Methods: We trained a 3D U-Net DL model using the annotated 2018 MICCAI BraTS dataset (training dataset, n = 285), focusing on sub-segmenting enhancing tumor (ET) and tumor core (TC). We compared the performances of models trained on four different combinations of MRI sequences: T1C-only, FLAIR-only, T1C + FLAIR and T1 + T2 + T1C + FLAIR to evaluate whether a smaller MRI data subset could achieve comparable performance. We evaluated the performance on the four different sequence combinations using 5-fold cross-validation on the training dataset, then on our test dataset (n = 358) consisting of samples from a separately held-out 2018 BraTS validation set (n = 66) and 2021 BraTS datasets (n = 292). Dice scores on both cross-validation and test datasets were assessed to measure model performance.
Results: Dice scores on cross-validation showed that T1C + FLAIR (ET: 0.814, TC: 0.856) matched or outperformed those of T1 + T2 + T1C + FLAIR (ET: 0.785, TC: 0.841), T1C-only (ET: 0.781, TC: 0.852) and FLAIR-only (ET: 0.008, TC: 0.619).
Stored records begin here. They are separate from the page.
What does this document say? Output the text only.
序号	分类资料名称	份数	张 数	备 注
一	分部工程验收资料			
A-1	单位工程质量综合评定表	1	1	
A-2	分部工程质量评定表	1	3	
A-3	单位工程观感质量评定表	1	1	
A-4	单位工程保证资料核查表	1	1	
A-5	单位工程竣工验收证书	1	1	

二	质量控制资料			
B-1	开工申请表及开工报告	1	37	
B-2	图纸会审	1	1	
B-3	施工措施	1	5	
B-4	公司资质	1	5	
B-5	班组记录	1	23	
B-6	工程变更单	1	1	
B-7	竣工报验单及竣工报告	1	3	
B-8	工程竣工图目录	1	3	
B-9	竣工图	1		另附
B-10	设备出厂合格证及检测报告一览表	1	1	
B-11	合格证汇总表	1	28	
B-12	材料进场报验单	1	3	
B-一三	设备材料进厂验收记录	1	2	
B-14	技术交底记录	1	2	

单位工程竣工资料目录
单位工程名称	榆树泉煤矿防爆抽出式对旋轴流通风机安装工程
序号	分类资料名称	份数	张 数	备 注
Results on the test dataset also showed that T1C + FLAIR (ET: 0.867, TC: 0.926) matched or outperformed those of T1 + T2 + T1C + FLAIR (ET: 0.835, TC: 0.908), T1C-only (ET: 0.726, TC: 0.928), and FLAIR-only (ET: 0.056, TC: 0.543). T1C + FLAIR excelled in both ET and TC, exceeding the performance of the four-sequence dataset. T1C-only matched T1C + FLAIR in TC performance. Similarly, T1C and T1C + FLAIR also outperformed in ET delineation by sensitivity (0.829) and Hausdorff distance (5.964) on the test set. Across all configurations, specificity remained high (≥0.958). T1C performed well in TC delineation (sensitivity: 0.737), but the inclusion of all sequences led to improvement (0.754). Hausdorff distances clustered in a narrow range (17.622-33.812) for TC delineation across the configurations.
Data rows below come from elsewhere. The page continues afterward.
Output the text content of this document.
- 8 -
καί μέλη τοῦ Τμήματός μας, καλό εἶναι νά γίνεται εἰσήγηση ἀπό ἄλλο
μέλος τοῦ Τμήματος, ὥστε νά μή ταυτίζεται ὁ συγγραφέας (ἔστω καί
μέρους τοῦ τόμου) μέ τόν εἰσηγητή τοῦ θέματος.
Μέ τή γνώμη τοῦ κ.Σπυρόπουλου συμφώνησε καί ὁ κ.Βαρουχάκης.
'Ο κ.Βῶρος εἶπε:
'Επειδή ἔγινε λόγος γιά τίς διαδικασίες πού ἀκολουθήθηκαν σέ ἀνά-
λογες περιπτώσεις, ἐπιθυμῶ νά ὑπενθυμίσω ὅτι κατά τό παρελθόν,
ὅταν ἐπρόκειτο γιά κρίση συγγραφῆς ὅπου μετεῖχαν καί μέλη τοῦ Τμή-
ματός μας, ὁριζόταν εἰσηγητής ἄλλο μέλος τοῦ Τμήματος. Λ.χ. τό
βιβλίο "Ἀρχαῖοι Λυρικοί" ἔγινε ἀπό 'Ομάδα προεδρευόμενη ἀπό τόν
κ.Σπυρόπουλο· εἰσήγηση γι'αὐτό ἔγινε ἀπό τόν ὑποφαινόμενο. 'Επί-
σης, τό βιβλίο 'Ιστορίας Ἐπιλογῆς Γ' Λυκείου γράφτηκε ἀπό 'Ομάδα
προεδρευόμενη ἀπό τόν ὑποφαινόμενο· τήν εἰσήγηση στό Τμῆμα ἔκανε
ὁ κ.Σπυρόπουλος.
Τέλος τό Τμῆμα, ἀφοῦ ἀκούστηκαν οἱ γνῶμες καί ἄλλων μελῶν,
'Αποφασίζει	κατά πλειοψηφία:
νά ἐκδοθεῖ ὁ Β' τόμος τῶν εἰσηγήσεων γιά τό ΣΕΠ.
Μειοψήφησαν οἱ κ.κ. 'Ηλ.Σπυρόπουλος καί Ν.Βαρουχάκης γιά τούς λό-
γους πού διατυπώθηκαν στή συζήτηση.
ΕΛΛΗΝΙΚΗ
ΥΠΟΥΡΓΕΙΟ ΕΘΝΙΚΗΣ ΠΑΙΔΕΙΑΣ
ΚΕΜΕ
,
Conclusions: DL-based brain tumor segmentation can achieve high accuracy using only two MRI sequences (T1C + FLAIR). Reduction of multiple sequence dependency may enhance DL generalizability and dissemination in both clinical and research contexts. Our findings may ultimately help mitigate human labor intensity of a complex task integral to medical imaging analysis.